Boer’s problem actually lies deeper than that. His question is, how can you harmonize the preaching to all men promiscuously of “God loves you and Christ died for you,” with a sovereign decree of reprobation? And those two can never be harmonized, because the former is contrary to the Scriptures, while the latter is the teaching of the Scriptures.
But to show that there is not such a vast difference between Calvin and the modern theologians I will make just one quotation from one prominent theologian, of whom Boer says that he is a “profound, devout man, whose theology somehow does not seem to age,” Dr. Herman Bavinck, taken from his Dogmatiek, vol. 2, page 371.

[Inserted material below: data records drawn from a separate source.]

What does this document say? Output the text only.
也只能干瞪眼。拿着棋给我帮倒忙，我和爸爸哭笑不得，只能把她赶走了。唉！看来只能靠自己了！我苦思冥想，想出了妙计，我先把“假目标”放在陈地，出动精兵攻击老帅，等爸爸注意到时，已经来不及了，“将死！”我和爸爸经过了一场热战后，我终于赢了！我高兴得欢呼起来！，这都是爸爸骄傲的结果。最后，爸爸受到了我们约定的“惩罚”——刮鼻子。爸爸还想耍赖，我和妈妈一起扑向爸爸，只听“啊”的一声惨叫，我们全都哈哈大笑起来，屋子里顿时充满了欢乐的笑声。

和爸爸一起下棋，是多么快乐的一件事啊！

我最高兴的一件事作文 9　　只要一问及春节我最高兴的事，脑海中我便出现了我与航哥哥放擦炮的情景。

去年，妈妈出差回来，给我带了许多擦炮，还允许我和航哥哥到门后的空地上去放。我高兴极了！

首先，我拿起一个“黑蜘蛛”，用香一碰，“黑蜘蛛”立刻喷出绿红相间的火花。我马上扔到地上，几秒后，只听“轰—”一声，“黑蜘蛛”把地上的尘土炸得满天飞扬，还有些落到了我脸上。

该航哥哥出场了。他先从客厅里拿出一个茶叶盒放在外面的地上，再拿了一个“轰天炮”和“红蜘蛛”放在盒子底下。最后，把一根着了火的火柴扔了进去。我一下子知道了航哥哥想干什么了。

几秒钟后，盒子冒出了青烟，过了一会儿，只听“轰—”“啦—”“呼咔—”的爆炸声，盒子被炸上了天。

The difference between Augustine and Pelagius, Calvin and Castellio, Gomarus and Arminius is not that the latter were so much more tender and kind, more sympathetic and understanding, But the difference is this, that the former accepted Scripture and its doctrine in its entirety; that they were and always wanted to be theistic in their doctrine; that they acknowledged the will and hand of God in these perturbing facts of life; that they dared to look at reality in all its dreadfulness . . . . Calvinism . . . tears the blindfold from the eyes, will not live in a dream world, accepts the seriousness of life in all its fulness, maintains the rights of the Lord of lords, and bows in humility and worship before the incomprehensible, sovereign will of God Almighty. And thus proves to be much more sympathetic than Pelagianism. How deeply Calvin felt this seriousness is evident from the fact that he spoke of a decretum horribile. Entirely unjustly has this word been turned against him. It does not testify against Calvin, but is to his credit. The decree as, taught by Calvin is not horrible, but the reality is terrible, which is the revelation of that decree of God, which is thus taught by Scripture and history, which for every one who thinks into it, whether he follows Pelagius or Augustine, remains the same, and which can never be nullified by any misrepresentation . . . . Calvinism causes us to rest in Him who occupies the inaccessible light, whose judgments are unsearchable, and whose ways are past finding out.